Lúcio Lambranho, enviado especial*
Manágua (Nicarágua) – O Brasil ajudou a evitar uma invasão de tropas norte-americanas à Nicaragua na década de 1980, durante a guerra entre os sandinistas e os contrarevolucionários. No centro da participação brasileira, esteve o então presidente José Sarney, empossado no Palácio do Planalto em 1985 e hoje no comando do Senado.
A Frente Sandinista de Libertação Nacional (FSLN) chegou ao poder em 1979 depois de uma vitoriosa revolução popular contra o ditador Anastásio Somoza, herdeiro de uma dinastia de ditadores que governou a Nicarágua durante 45 anos. A intervenção militar era iminente entre 1980 e 1986. Os Estados Unidos patrocinavam os Contra, que naquele momento perdiam o conflito para o recém criado Exército Sandinista.
Os fatos que comprovam a influência direta do Brasil no conflito armado, nesta terceira reportagem sobre os 30 anos da Revolução Sandinista, foram revelados com exclusividade ao Congresso em Foco por Milton Rondó Filho, atual coordenador-geral de Ações Internacionais de Combate à Fome (CGFome) no Ministério das Relações Exteriores.
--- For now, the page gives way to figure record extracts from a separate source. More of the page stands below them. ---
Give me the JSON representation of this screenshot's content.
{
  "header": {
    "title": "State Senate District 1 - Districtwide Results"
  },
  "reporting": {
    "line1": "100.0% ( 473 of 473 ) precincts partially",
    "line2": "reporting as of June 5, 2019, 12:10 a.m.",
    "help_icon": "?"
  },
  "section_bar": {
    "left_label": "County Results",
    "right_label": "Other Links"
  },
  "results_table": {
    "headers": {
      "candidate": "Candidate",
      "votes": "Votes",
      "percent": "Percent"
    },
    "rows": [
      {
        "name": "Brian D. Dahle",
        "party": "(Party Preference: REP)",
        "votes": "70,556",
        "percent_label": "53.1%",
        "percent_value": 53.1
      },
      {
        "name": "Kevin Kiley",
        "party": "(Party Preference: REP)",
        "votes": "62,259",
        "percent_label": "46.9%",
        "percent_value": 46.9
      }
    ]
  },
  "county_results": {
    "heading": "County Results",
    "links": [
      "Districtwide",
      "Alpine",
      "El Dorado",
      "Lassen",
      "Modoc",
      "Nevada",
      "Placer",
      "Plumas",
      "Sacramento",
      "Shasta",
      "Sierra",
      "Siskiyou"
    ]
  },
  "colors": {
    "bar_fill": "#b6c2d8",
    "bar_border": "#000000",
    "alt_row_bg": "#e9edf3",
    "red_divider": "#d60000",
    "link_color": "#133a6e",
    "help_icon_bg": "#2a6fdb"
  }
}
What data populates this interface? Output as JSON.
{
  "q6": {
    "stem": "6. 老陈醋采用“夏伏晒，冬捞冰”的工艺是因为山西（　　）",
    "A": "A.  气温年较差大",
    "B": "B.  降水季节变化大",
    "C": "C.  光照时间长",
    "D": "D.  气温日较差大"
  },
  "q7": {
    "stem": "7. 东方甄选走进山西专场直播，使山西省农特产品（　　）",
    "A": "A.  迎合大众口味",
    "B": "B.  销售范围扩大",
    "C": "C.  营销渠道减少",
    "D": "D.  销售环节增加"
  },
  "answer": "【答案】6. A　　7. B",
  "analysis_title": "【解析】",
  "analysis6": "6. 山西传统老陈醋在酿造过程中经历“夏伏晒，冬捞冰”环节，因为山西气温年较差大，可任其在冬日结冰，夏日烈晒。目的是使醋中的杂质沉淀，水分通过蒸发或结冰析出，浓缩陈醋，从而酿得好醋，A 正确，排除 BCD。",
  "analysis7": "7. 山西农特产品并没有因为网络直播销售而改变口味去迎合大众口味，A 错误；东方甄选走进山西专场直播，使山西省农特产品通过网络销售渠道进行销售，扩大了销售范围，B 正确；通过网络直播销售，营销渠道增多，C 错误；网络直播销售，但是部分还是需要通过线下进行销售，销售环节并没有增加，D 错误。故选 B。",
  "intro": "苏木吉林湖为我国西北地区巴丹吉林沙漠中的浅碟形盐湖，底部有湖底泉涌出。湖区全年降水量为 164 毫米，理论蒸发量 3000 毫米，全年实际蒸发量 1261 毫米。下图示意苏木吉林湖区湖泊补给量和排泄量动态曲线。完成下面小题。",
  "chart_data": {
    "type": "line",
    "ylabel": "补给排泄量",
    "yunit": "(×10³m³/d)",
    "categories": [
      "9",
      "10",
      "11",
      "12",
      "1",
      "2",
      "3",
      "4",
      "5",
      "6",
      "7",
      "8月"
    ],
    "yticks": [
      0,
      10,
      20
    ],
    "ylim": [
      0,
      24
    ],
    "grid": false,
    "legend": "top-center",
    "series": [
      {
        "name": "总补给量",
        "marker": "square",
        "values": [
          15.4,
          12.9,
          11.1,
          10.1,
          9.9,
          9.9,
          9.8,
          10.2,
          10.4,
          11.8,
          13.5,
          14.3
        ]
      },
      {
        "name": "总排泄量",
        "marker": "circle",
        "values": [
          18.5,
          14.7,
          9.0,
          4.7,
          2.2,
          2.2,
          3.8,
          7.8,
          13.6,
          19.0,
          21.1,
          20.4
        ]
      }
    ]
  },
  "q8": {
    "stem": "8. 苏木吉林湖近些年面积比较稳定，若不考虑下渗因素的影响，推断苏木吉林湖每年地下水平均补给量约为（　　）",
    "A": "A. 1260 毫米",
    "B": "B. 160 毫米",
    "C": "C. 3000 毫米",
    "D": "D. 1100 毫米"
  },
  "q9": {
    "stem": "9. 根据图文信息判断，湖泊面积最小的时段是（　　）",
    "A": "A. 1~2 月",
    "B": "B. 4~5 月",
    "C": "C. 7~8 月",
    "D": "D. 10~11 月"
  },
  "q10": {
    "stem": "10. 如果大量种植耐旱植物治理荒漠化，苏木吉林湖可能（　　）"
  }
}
Em 1986, aos 26 anos, Rondó foi encarregado de negócios na Embaixada do Brasil na Nicarágua.
Rondó trabalhou em outros países e voltou em 1994 à Nicarágua para participar da segunda Conferência de Democracias Novas e Restauradas da Organizações das Nações Unidas (ONU). O bispo Dom Mauro Morelli, então presidente do Conselho Nacional de Segurança Alimentar e de Combate à Fome (Cosea), criado em 1993 pelo governo Itamar Franco , e o ex-presidente Sarney também participaram da reunião.
O diplomata brasileiro conta que durante um almoço na casa do embaixador brasileiro em Manágua, Genaro Mucciolo, o ex-presidente José Sarney disse aos presentes que graças ao Brasil “não se tinha escrito mais uma história sangrenta na América Latina”. O convite para o evento, dizia Sarney, era um tanto inusitado para ele, mas entendeu como uma retribuição dos sandinistas ao esforço brasileiro para conter a invasão e por ter usado a diplomacia do Itamaraty para contribuir com a pacificação do país em 1990.
Neste momento da conversa, relembra Rondó, a embaixatriz brasileira, Magdalena Granizo, questiona Sarney se isso não era apenas uma retórica dos sandinistas. Sarney então garante aos convidados que a invasão ia de fato acontecer e que o então vice-presidente norte-americano George Bush ligou duas vezes para ele para falar sobre o assunto e tentar saber qual seria a reação do Brasil caso os Estados Unidos invadissem a Nicarágua.
“Além disso, nesta época existia um empréstimo de US$ 1,5 milhão para o Brasil no Banco Mundial que não saía do papel. Sarney, então, disse que foi ao Banco Mundial em Washington e perguntou o que estava acontecendo. Lá lhe disseram que o problema era com os Estados Unidos, pois eles não entendiam a nossa posição sobre a guerra na Nicarágua”, conta Rondó.
Com essa informação, o então presidente brasileiro foi conversar com o secretário de Estado do governo Ronald Regan, George Schultz. “Numa cena quase de cinema, Schultz abre um envelope na frente de Sarney e mostra um foto dos meninos brasileiros que iam colher café na Nicarágua para ajudar os sandinistas”, relembra o coordenador-geral do CGFome.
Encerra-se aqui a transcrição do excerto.